I looked the word up on Dictionary.com and found that “metempsychosis” is just a fancy word for reincarnation. Well, I remember when Mark and Elyssa A.L. Spitzer ’12 first presented this notion of metempsychosisifying FM from a tabloid into a slick, full-color glossy magazine printed in China, of all places. I laughed, mostly at the thought of some mouth-breathing Crimson business comper telling our press operators that a part of their jobs had been shipped overseas. I also worried about the size of the task—they were proposing a comprehensive makeover. And yet here you are, reading this piece on a glossy page, assuming that the Chinese government hasn’t decided to ban all written words between submission and press time.

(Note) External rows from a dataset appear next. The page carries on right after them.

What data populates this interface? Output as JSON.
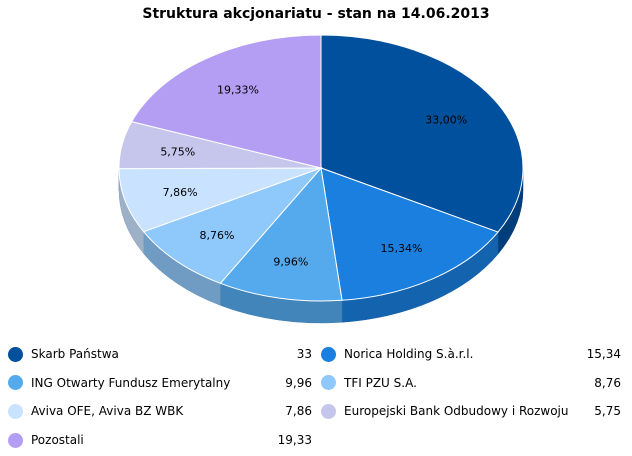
{
  "chart_data": {
    "type": "pie",
    "title": "Struktura akcjonariatu - stan na 14.06.2013",
    "slices": [
      {
        "name": "Skarb Państwa",
        "value": 33,
        "legend_value": "33",
        "label": "33,00%",
        "color": "#00509e"
      },
      {
        "name": "Norica Holding S.à.r.l.",
        "value": 15.34,
        "legend_value": "15,34",
        "label": "15,34%",
        "color": "#1a7fdf"
      },
      {
        "name": "ING Otwarty Fundusz Emerytalny",
        "value": 9.96,
        "legend_value": "9,96",
        "label": "9,96%",
        "color": "#55aaee"
      },
      {
        "name": "TFI PZU S.A.",
        "value": 8.76,
        "legend_value": "8,76",
        "label": "8,76%",
        "color": "#8fc8fb"
      },
      {
        "name": "Aviva OFE, Aviva BZ WBK",
        "value": 7.86,
        "legend_value": "7,86",
        "label": "7,86%",
        "color": "#c8e2ff"
      },
      {
        "name": "Europejski Bank Odbudowy i Rozwoju",
        "value": 5.75,
        "legend_value": "5,75",
        "label": "5,75%",
        "color": "#c6c6ec"
      },
      {
        "name": "Pozostali",
        "value": 19.33,
        "legend_value": "19,33",
        "label": "19,33%",
        "color": "#b49ef4"
      }
    ],
    "legend_placement": "bottom"
  }
}
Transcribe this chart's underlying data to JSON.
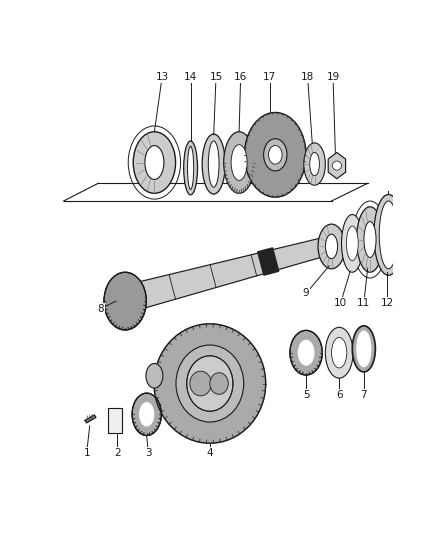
{
  "bg_color": "#ffffff",
  "line_color": "#1a1a1a",
  "fig_width": 4.38,
  "fig_height": 5.33,
  "dpi": 100
}
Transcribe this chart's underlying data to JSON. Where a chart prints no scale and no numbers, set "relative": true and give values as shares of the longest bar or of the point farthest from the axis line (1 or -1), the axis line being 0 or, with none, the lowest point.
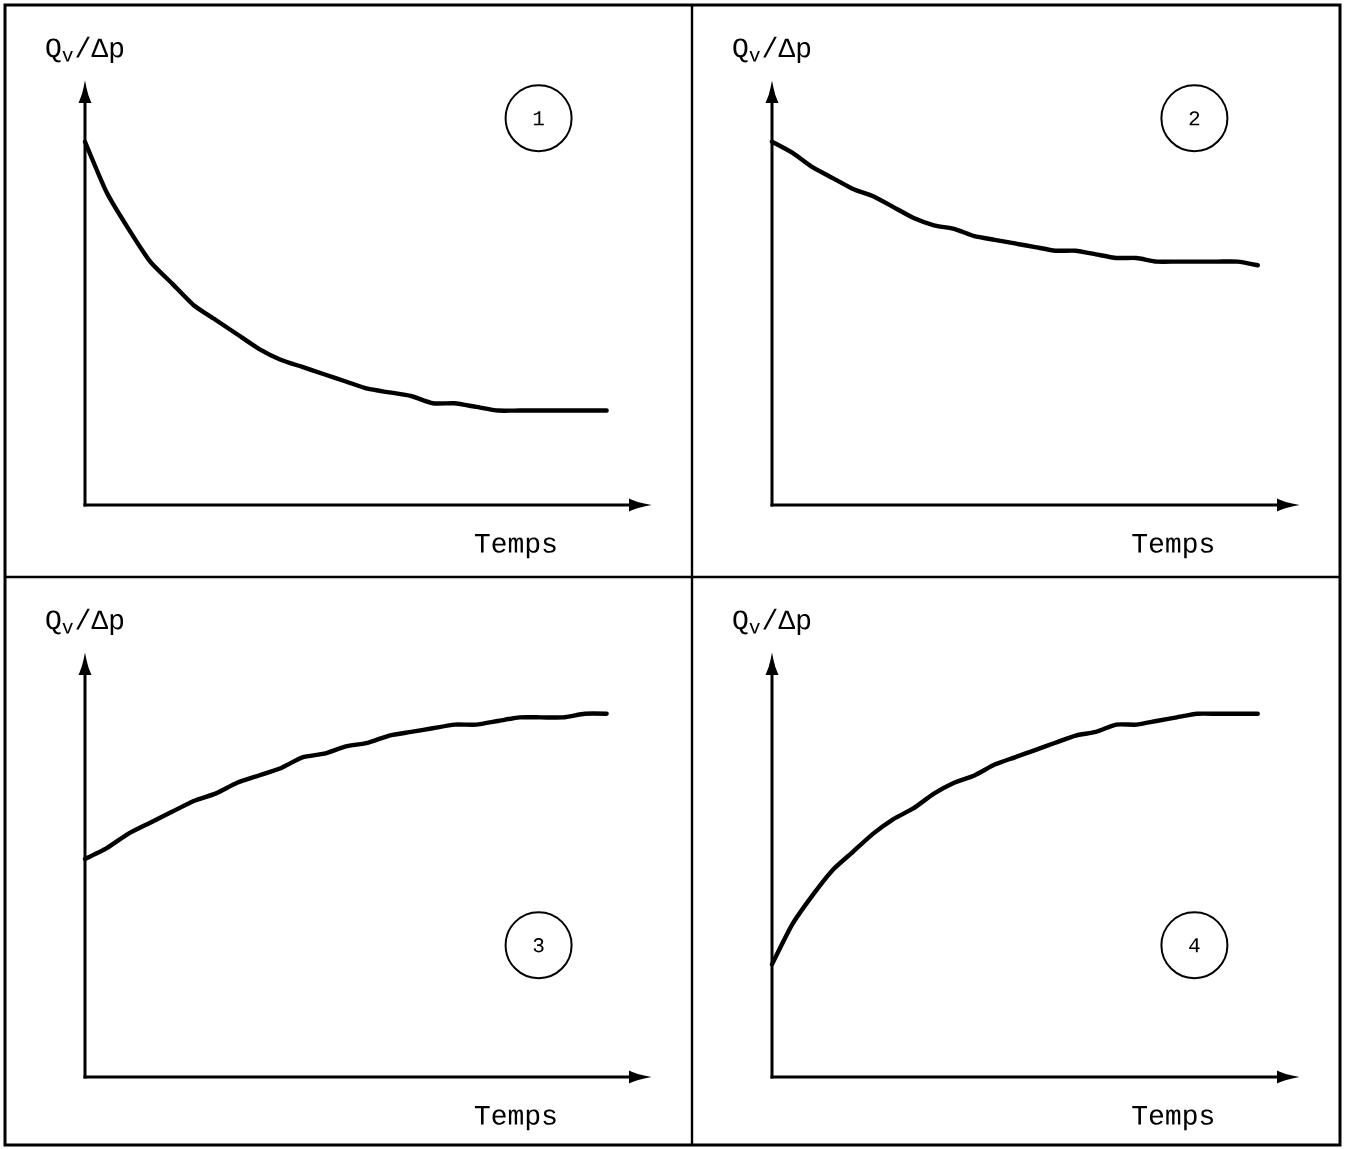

I’ve often heard the complaint that too many student publications forget that they are, at the end of the day, still student publications. And I’m tempted to agree every time I read an editorial on the Libya situation or flip through four pages of black-and-white photographs of a VES concentrator’s feet. But these complaints seem to be part of a larger uneasiness surrounding self-importance and ambition. Delusions of grandeur are a cardinal sin at Harvard. The old FM was able to dodge those questions by being so explicitly and shamelessly undergrad. The tab format, the paper version FM had used, offered a large degree of freedom, and we thought nothing of running long pieces on thought-provoking cover stories right next to photos of people sloppily making out at the Spee.

So it makes sense that when I heard the magazine was going glossy, my excitement had a heavy lining of indignation. It’s inevitable when you make someone, at the ripe old age of 22, feel utterly irrelevant, which is how I felt when they said that they were no longer doing it our way. The mistaken assumption is that we own any of this—our dorm rooms, the chairs in the Yard, the student life magazines that take up large chunks of our time each week and even larger chunks of our GPAs. That assumption is behind some big mistakes. I should stop painting a mural on my bedroom wall and throwing chocolate milk at the foreign tourists who insist on sitting in those chairs, and I really shouldn’t have a knee-jerk reaction when the current crop of Crimson leaders decides to take our beloved rag and make it somewhat respectable.

According to my sources, this latest reincarnation of the magazine will place a heavier emphasis on long-form content accompanied by crisper, more innovative design and photography. Things will change—things have to change—because we’re in college and we’re young and this is just how it works. And in a month, I will graduate, and I will fully accept that I’ve only been passing through here all along.